Pero, vayamos por orden. Después de tres selecciones sinfónico-corales, la mezzosoprano Marilyn Viloria apareció con la Habanera de la Carmen de Bizet, con un timbre que parecía anclado en los grosores menos delicados de instrumentos como Regina Resnik o Elena Obratzova, que no brillaban precisamente por su finura en este rol, en una lectura bastante frígida y desangelada de su número. La orquesta no la ayudó, al limitarse a seguirla.

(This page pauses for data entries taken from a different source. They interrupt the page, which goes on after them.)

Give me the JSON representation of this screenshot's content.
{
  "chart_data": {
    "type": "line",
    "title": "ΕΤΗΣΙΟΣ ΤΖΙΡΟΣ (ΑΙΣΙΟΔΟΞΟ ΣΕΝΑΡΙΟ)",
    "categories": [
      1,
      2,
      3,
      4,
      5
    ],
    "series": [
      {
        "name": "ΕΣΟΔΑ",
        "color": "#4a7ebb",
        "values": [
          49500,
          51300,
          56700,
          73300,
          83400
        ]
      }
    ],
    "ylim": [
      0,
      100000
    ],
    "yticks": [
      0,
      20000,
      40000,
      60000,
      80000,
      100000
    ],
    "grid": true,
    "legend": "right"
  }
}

En el segundo fragmento en el cual intervino, el sublime Dúo de las Flores de la ópera Lakmé de Leo Délibes, tampoco las tuvo todas consigo, pues ni ella ni la joven Camacaro lograron desvanecer la impresión de canto mecánico, escasamente sensual y vaporoso, dos rasgos que marcan esta partitura. Unos tempos más flexibles, un toque de rubato en la dirección de Uzcátegui no les hubiera venido nada mal. Donde verdaderamente destacó, quizás por la vulgaridad expresa y necesaria del personaje, la Viloria fue en la Maddalena del Cuarteto de Rigoletto, pues aquí sus notas de pecho y sus matices graves y enfáticos son absolutamente pertinentes; en Carmen son ya un estereotipo muy demodé. 

Luego llegó pisando fuerte el tenor Iván Cardozo, en una curva ascendente, con una versión abreviada, pero igualmente arriesgada, de la escena “A mes amis” del Tonio de la legendaria La hija del regimiento de Gaetano Donizetti, ese título donde han hecho historia Luciano Pavarotti, Alfredo Kraus y Juan Diego Flórez, principalmente, por la destreza e insolencia con que abordaban la erizada y célebre aria de los nueve do sobre agudos que el tenor debe alcanzar casi al final del Acto I. Debo recordar que yo ví en la Sala Ríos Reyna al renombrado tenor español Dalmacio González, fallando estrepitosamente este mismo número, que Cardozo ha resuelto, con algún apurillo aquí y allá, pero con encomiable solvencia.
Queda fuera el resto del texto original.